Informal Ontology Design: A Wiki-Based Assertation Framework

Murray Altheim - Innocation Centre, National Digital Library, National Library of New Zealand - Paper

There is middle ground between formal knowledge representation and 'what humans do'.

"Wikis are really about sharing information with other people and collaboratively working on a document set."

He threw up a slide of a a cat holding it's ears and did a LOL Cat joke...and then launched into a discussion of Epistimology.

Robert Brandum-big fan of this guy...inferentialism...wow,I am so confused.

Dealing with the problem of organization of information...libraries are really good at classification.

Faceted classification is dynamically creating a system based on its different properties.

"if anyone is familiar with Z39.19" - seriously who is familiar with this?

He is doing a project that is merging two separate sets of data about the genealogy of native New Zealanders.
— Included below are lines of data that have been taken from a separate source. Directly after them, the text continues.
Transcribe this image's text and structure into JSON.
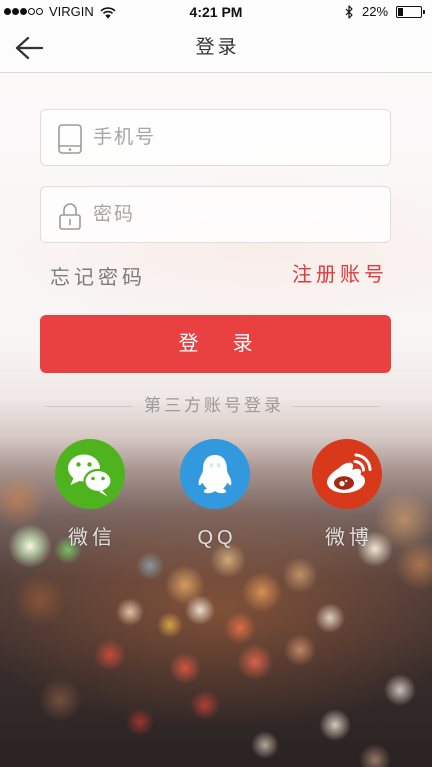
{
  "status_bar": {
    "signal": {
      "level": 3,
      "max": 5
    },
    "carrier": "VIRGIN",
    "wifi_icon": "wifi-icon",
    "time": "4:21 PM",
    "bluetooth_icon": "bluetooth-icon",
    "battery_text": "22%",
    "battery_level": 0.22
  },
  "nav": {
    "back_icon": "arrow-left-icon",
    "title": "登录"
  },
  "form": {
    "phone": {
      "icon": "phone-icon",
      "placeholder": "手机号"
    },
    "password": {
      "icon": "lock-icon",
      "placeholder": "密码"
    },
    "forgot_label": "忘记密码",
    "register_label": "注册账号",
    "login_label": "登录"
  },
  "third_party": {
    "heading": "第三方账号登录",
    "providers": [
      {
        "label": "微信",
        "icon": "wechat-icon",
        "color": "#4fb31f"
      },
      {
        "label": "QQ",
        "icon": "qq-icon",
        "color": "#3399df"
      },
      {
        "label": "微博",
        "icon": "weibo-icon",
        "color": "#d8391b"
      }
    ]
  },
  "colors": {
    "accent": "#e94141",
    "register_link": "#e3393b"
  }
}
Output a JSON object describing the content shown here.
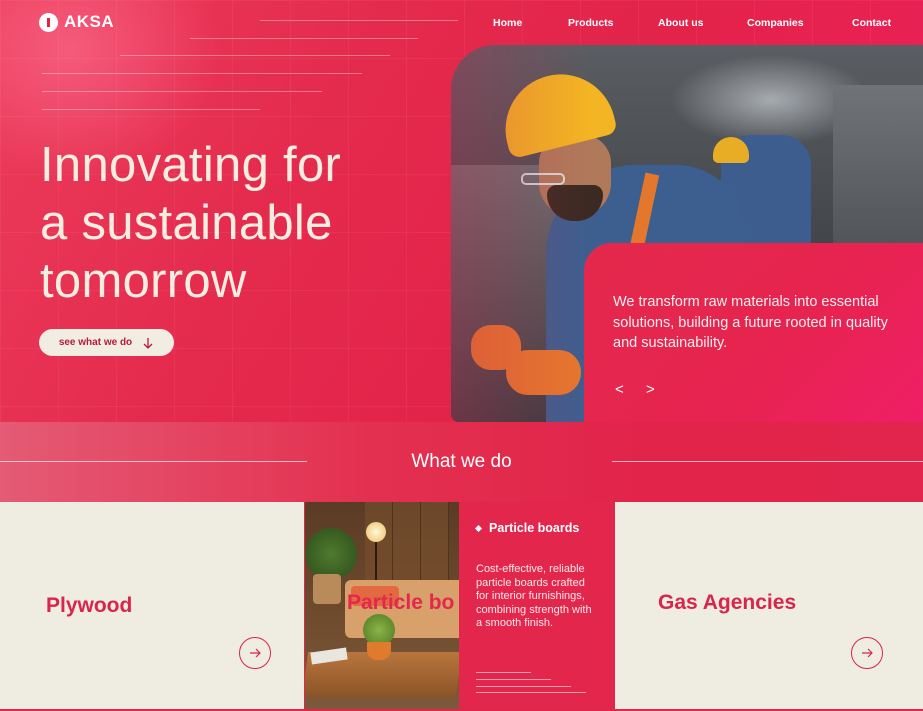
{
  "brand": {
    "name": "AKSA"
  },
  "nav": {
    "items": [
      {
        "label": "Home"
      },
      {
        "label": "Products"
      },
      {
        "label": "About us"
      },
      {
        "label": "Companies"
      },
      {
        "label": "Contact"
      }
    ]
  },
  "hero": {
    "headline_lines": [
      "Innovating for",
      "a sustainable",
      "tomorrow"
    ],
    "cta_label": "see what we do",
    "cta_icon": "arrow-down-icon",
    "description": "We transform raw materials into essential solutions, building a future rooted in quality and sustainability.",
    "prev_label": "<",
    "next_label": ">"
  },
  "section": {
    "title": "What we do"
  },
  "products": {
    "plywood": {
      "title": "Plywood",
      "icon": "arrow-right-icon"
    },
    "particle_boards": {
      "title_overlay": "Particle bo",
      "heading": "Particle boards",
      "description": "Cost-effective, reliable particle boards crafted for interior furnishings, combining strength with a smooth finish."
    },
    "gas_agencies": {
      "title": "Gas Agencies",
      "icon": "arrow-right-icon"
    }
  },
  "colors": {
    "brand_red": "#e3234a",
    "cream": "#efece2",
    "heading_text": "#f4eee1"
  }
}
Lots of flowcharts about the system that leads to the wiki engine.

He is giving a presentation of the live page at the Library.
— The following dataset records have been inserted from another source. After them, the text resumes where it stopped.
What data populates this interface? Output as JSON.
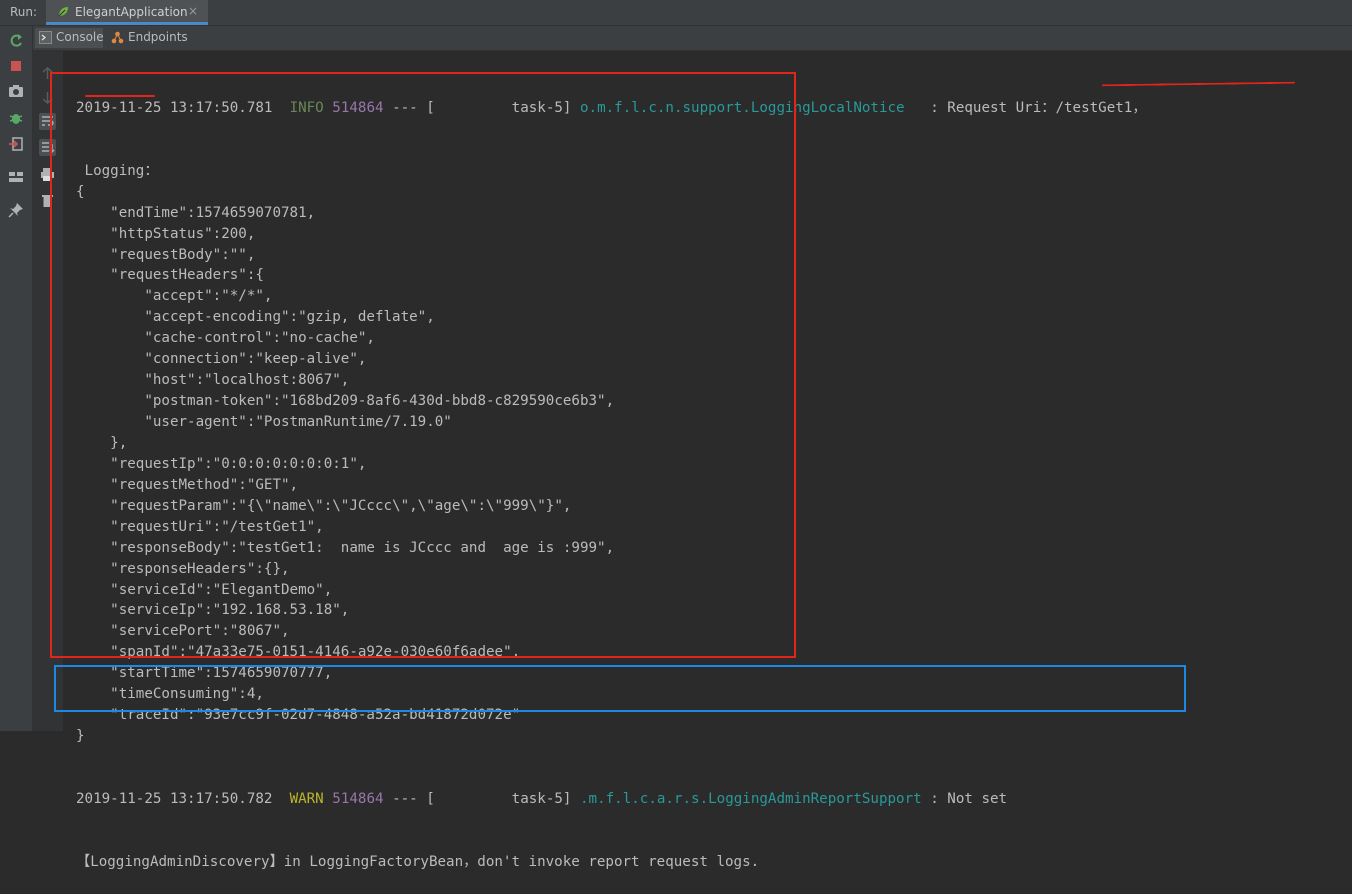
{
  "run_bar": {
    "label": "Run:",
    "tab_label": "ElegantApplication",
    "close_glyph": "×"
  },
  "sub_tabs": [
    {
      "label": "Console",
      "icon": "console-icon"
    },
    {
      "label": "Endpoints",
      "icon": "endpoints-icon"
    }
  ],
  "log_header": {
    "date": "2019-11-25 13:17:50.781",
    "level": "INFO",
    "pid": "514864",
    "thread": "--- [         task-5]",
    "logger": "o.m.f.l.c.n.support.LoggingLocalNotice",
    "message": "   : Request Uri：/testGet1，"
  },
  "log_lines": [
    " Logging：",
    "{",
    "    \"endTime\":1574659070781,",
    "    \"httpStatus\":200,",
    "    \"requestBody\":\"\",",
    "    \"requestHeaders\":{",
    "        \"accept\":\"*/*\",",
    "        \"accept-encoding\":\"gzip, deflate\",",
    "        \"cache-control\":\"no-cache\",",
    "        \"connection\":\"keep-alive\",",
    "        \"host\":\"localhost:8067\",",
    "        \"postman-token\":\"168bd209-8af6-430d-bbd8-c829590ce6b3\",",
    "        \"user-agent\":\"PostmanRuntime/7.19.0\"",
    "    },",
    "    \"requestIp\":\"0:0:0:0:0:0:0:1\",",
    "    \"requestMethod\":\"GET\",",
    "    \"requestParam\":\"{\\\"name\\\":\\\"JCccc\\\",\\\"age\\\":\\\"999\\\"}\",",
    "    \"requestUri\":\"/testGet1\",",
    "    \"responseBody\":\"testGet1:  name is JCccc and  age is :999\",",
    "    \"responseHeaders\":{},",
    "    \"serviceId\":\"ElegantDemo\",",
    "    \"serviceIp\":\"192.168.53.18\",",
    "    \"servicePort\":\"8067\",",
    "    \"spanId\":\"47a33e75-0151-4146-a92e-030e60f6adee\",",
    "    \"startTime\":1574659070777,",
    "    \"timeConsuming\":4,",
    "    \"traceId\":\"93e7cc9f-02d7-4848-a52a-bd41872d072e\"",
    "}"
  ],
  "warn_header": {
    "date": "2019-11-25 13:17:50.782",
    "level": "WARN",
    "pid": "514864",
    "thread": "--- [         task-5]",
    "logger": ".m.f.l.c.a.r.s.LoggingAdminReportSupport",
    "message": " : Not set"
  },
  "warn_line2": "【LoggingAdminDiscovery】in LoggingFactoryBean，don't invoke report request logs.",
  "colors": {
    "background": "#2b2b2b",
    "info": "#6a8759",
    "warn": "#bbb529",
    "pid": "#9876aa",
    "logger": "#299999",
    "annotation_red": "#e1251b",
    "annotation_blue": "#1e88e5"
  },
  "toolbar_icons": [
    "rerun-icon",
    "stop-icon",
    "camera-icon",
    "debug-icon",
    "exit-icon",
    "layout-icon",
    "pin-icon"
  ],
  "gutter_icons": [
    "up-arrow-icon",
    "down-arrow-icon",
    "soft-wrap-icon",
    "scroll-to-end-icon",
    "print-icon",
    "trash-icon"
  ]
}
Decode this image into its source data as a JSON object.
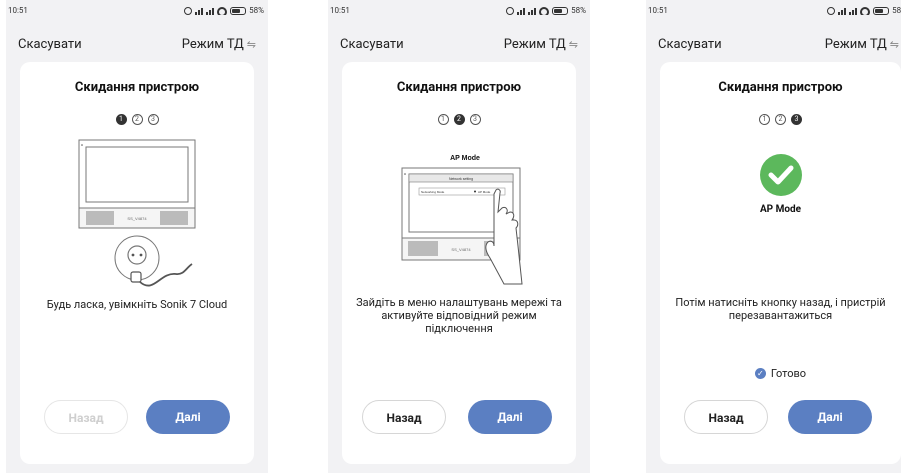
{
  "status": {
    "time": "10:51",
    "battery": "58%"
  },
  "header": {
    "cancel_label": "Скасувати",
    "mode_label": "Режим ТД",
    "mode_icon": "swap-arrows-icon"
  },
  "screens": [
    {
      "title": "Скидання пристрою",
      "active_step": 1,
      "steps": [
        "1",
        "2",
        "3"
      ],
      "monitor_model": "SS_V4874",
      "caption": "Будь ласка, увімкніть Sonik 7 Cloud",
      "back_label": "Назад",
      "back_enabled": false,
      "next_label": "Далі"
    },
    {
      "title": "Скидання пристрою",
      "active_step": 2,
      "steps": [
        "1",
        "2",
        "3"
      ],
      "illus_title": "AP Mode",
      "screen_header": "Network setting",
      "screen_row_left": "Networking Mode",
      "screen_row_right": "AP Mode",
      "monitor_model": "SS_V4874",
      "caption": "Зайдіть в меню налаштувань мережі та активуйте відповідний режим підключення",
      "back_label": "Назад",
      "back_enabled": true,
      "next_label": "Далі"
    },
    {
      "title": "Скидання пристрою",
      "active_step": 3,
      "steps": [
        "1",
        "2",
        "3"
      ],
      "illus_title": "AP Mode",
      "caption": "Потім натисніть кнопку назад, і пристрій перезавантажиться",
      "checkbox_label": "Готово",
      "checkbox_checked": true,
      "back_label": "Назад",
      "back_enabled": true,
      "next_label": "Далі"
    }
  ],
  "colors": {
    "primary": "#5b7fc2",
    "success": "#5cb85c",
    "background": "#f2f2f4"
  }
}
Of course the live presentation died...so he jumps around and says "imagine a map that is spinning and jumping around"...good way to handle a presentation difficulty.
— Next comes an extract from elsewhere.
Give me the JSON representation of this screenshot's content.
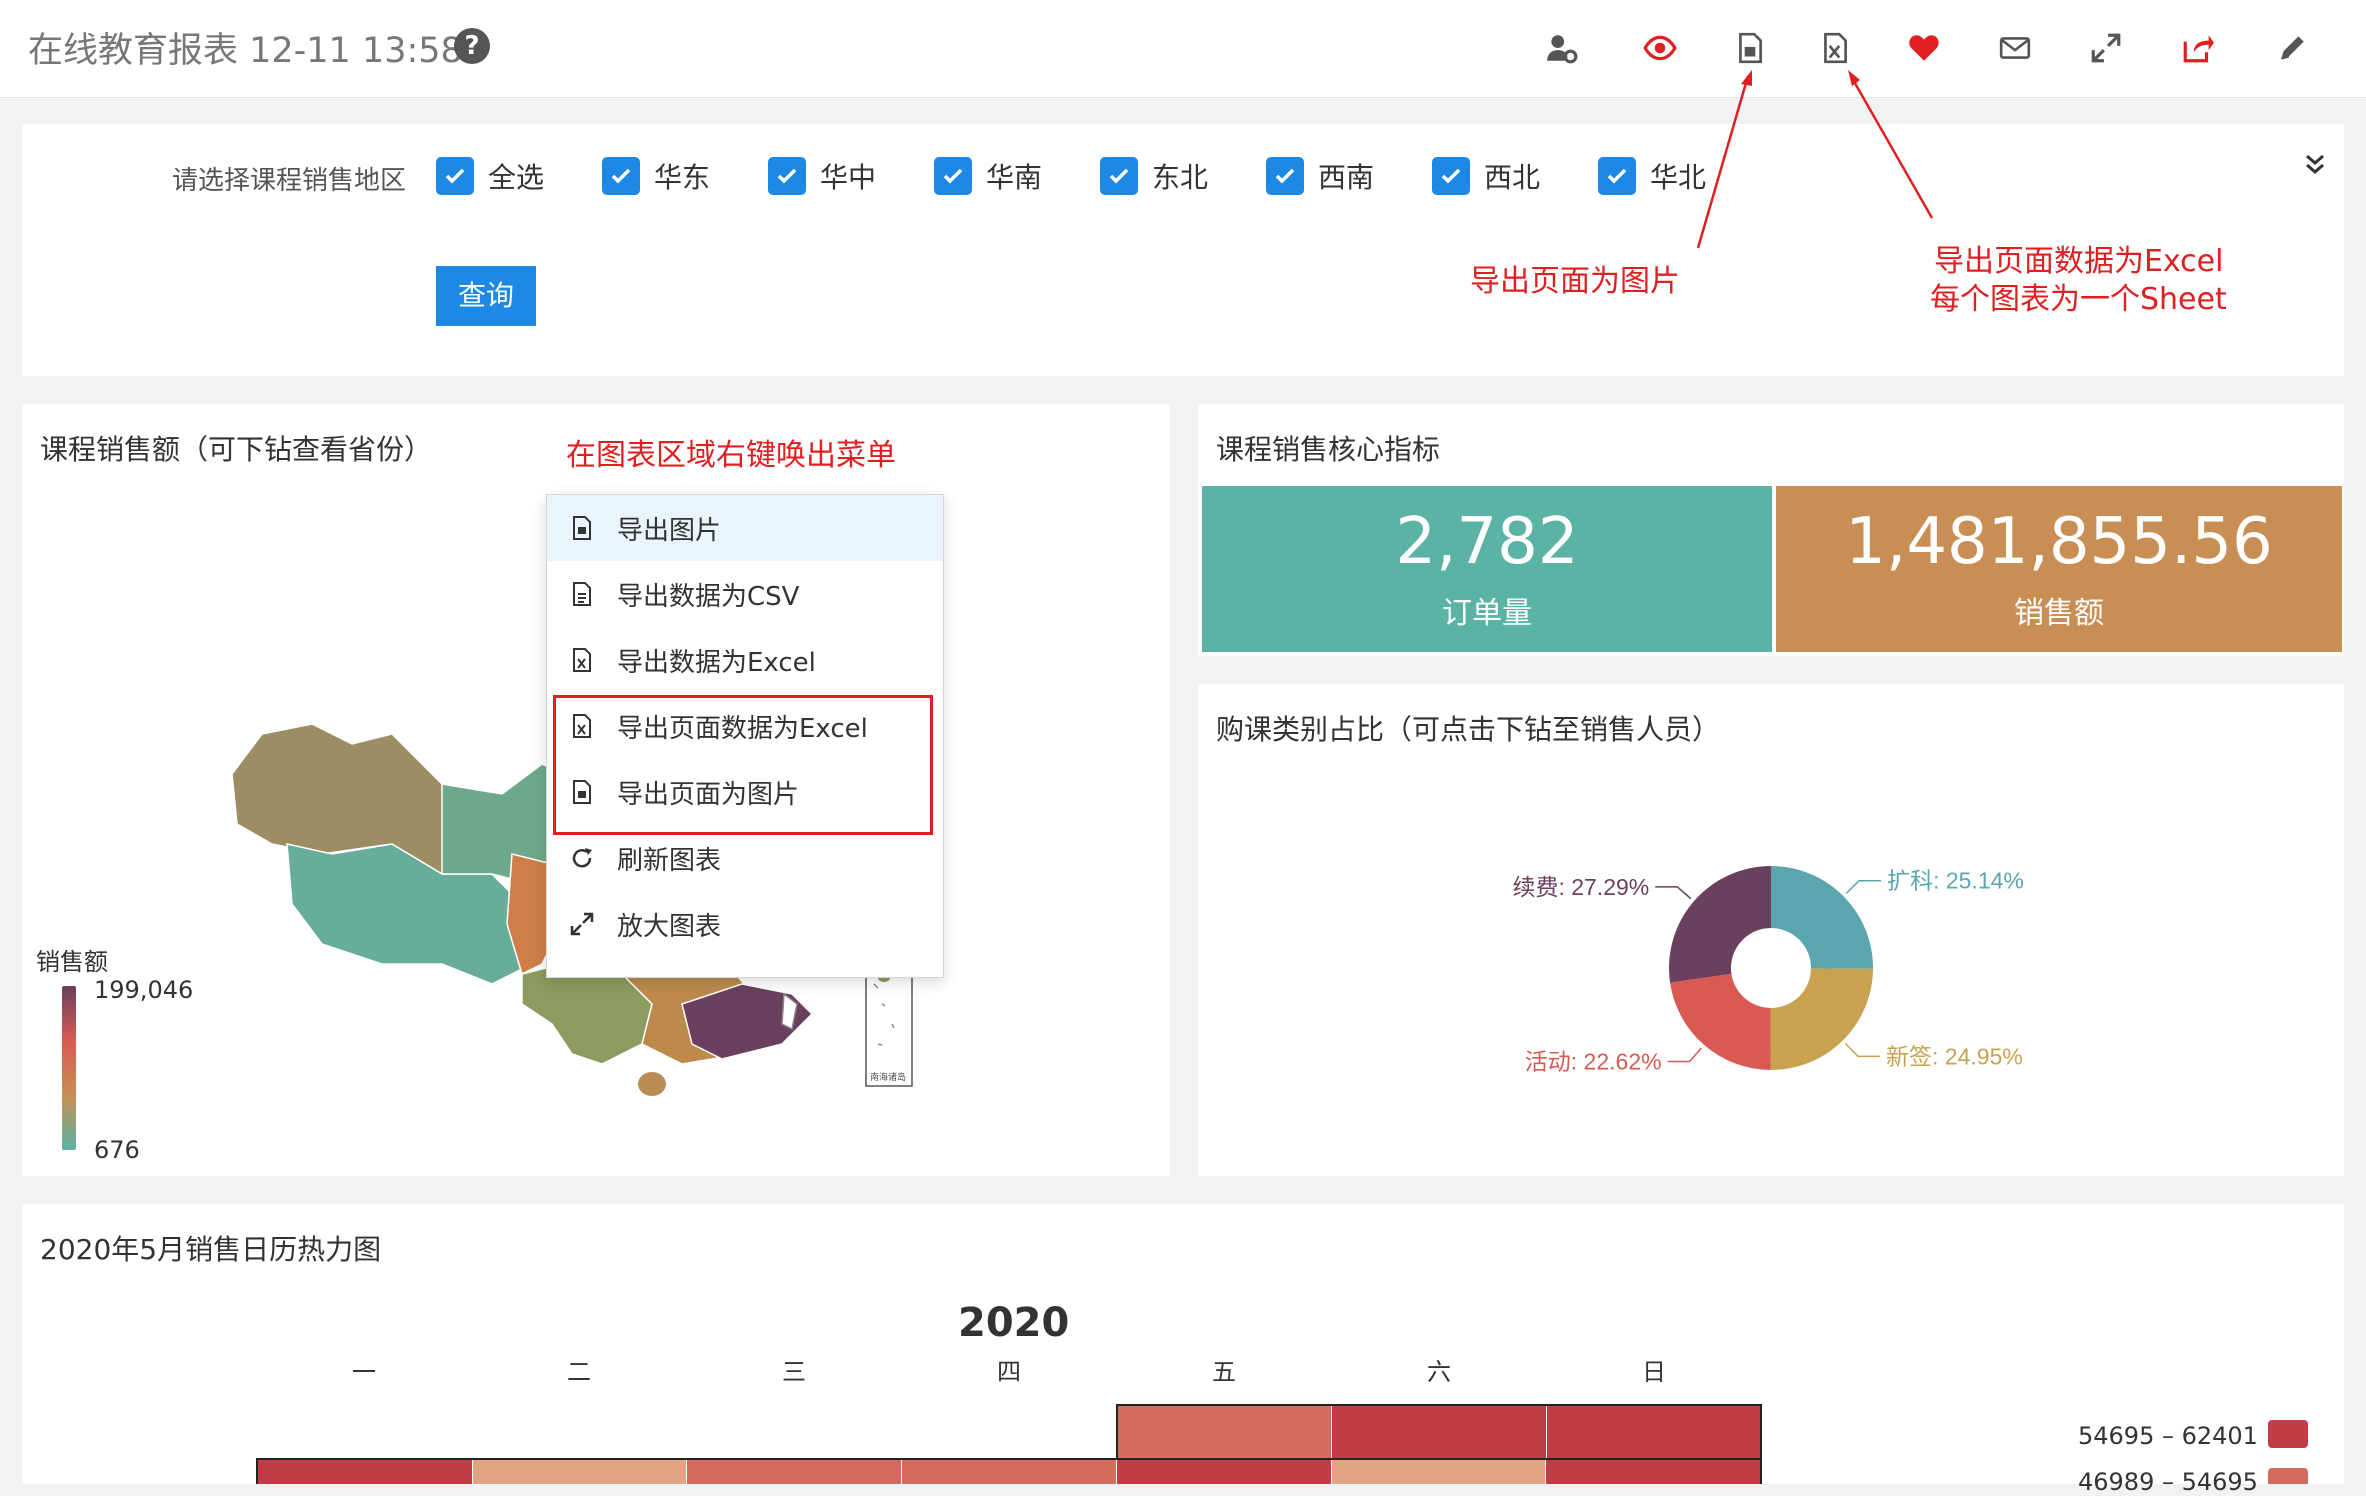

Talk about something that needs context:
"If you were trying to assert your fanau with your hapu, you might be interested in assertions."

What I got out of this is that wikis are useful and cool...and can do cool stuff.

Questions:
Liam Quinn-
Is the translation feature bi-directional? Yes.

Wendell Piez -
"I am so envious,I wish I could do your work."
Problem of complexity...a good game has balance between rules and simplicity. Problem of sufficeint and useful complexity...how do you balance?

Response: It would be best showed by having it up and running for a year and see how people use it. Also there is a set of 'roles' that can be added to make the information more complex but that isn't necessary.

Steven Newcomb -
"I am in awe of what you are doing" (That's pretty cool praise) Has something that uses a wiki to create topic maps.
Technical question - Why use JSP wiki?

Response: Because I started with it because the program I began with is a java based program. He used what he knew and it grew mostly organically from there.